Mount Sinabung in the Karo district of North Sumatra province erupted before dawn on Sunday, spewing rocks and red-hot ash onto nearby villages.
"The number of evacuees has risen to 5,956 people," said national disaster agency spokesman Sutopo Purwo Nugroho, adding they were mostly from six villages in a three-kilometre (1.9-mile) zone around the volcano.
The head of the North Sumatra disaster agency, Asren Nasution, said they had taken shelter in churches, mosques and government offices.
An AFP journalist at the scene said that some men who had fled ventured back to their villages to feed livestock but later returned to evacuation shelters.

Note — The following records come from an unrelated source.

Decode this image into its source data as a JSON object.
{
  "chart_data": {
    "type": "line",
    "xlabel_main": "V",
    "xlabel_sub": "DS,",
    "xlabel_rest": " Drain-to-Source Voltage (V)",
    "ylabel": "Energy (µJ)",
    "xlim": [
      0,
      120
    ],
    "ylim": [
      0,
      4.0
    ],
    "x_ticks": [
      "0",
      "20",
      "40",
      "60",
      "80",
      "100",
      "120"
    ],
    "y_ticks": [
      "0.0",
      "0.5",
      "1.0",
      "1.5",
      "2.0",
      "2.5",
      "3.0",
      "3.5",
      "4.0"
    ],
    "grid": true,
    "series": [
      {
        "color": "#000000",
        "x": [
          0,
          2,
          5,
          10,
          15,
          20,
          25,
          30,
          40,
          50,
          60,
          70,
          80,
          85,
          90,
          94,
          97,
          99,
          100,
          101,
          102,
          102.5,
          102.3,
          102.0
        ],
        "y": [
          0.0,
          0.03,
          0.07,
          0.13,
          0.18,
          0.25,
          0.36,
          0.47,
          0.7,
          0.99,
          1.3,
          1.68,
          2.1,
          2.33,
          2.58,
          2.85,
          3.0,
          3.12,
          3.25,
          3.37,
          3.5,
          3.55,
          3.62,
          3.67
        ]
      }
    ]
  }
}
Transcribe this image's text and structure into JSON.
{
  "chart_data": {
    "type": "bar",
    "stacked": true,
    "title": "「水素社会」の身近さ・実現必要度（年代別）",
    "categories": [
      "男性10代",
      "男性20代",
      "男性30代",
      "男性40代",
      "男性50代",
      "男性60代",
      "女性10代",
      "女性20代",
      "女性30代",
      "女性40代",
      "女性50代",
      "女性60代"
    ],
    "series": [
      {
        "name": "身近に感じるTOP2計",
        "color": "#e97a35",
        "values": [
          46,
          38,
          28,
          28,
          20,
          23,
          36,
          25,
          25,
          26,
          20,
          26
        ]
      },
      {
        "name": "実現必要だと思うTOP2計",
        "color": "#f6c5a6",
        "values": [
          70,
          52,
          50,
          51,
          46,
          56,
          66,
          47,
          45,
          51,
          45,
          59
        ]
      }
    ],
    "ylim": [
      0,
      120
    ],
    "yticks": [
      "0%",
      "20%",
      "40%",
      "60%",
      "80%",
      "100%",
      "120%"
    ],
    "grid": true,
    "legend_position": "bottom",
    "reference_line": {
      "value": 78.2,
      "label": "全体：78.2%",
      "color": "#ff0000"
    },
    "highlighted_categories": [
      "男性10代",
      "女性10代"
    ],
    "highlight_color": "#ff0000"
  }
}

Hendra Gunawan, a volcanologist at a local monitoring post, said the volcano was still spewing columns of smoke Monday but the activity was lower than the previous day.
The volcano was dormant for nearly 100 years before erupting in August and September 2010, forcing about 12,000 people to flee.
Indonesia has dozens of active volcanoes and straddles major tectonic fault lines known as the "Ring of Fire" between the Pacific and Indian oceans.
Last month five people were killed and hundreds evacuated when a volcano on a tiny island in East Nusa Tenggara province erupted.
The country's most active volcano, Mount Merapi in central Java, killed more than 350 people in a series of violent eruptions in 2010.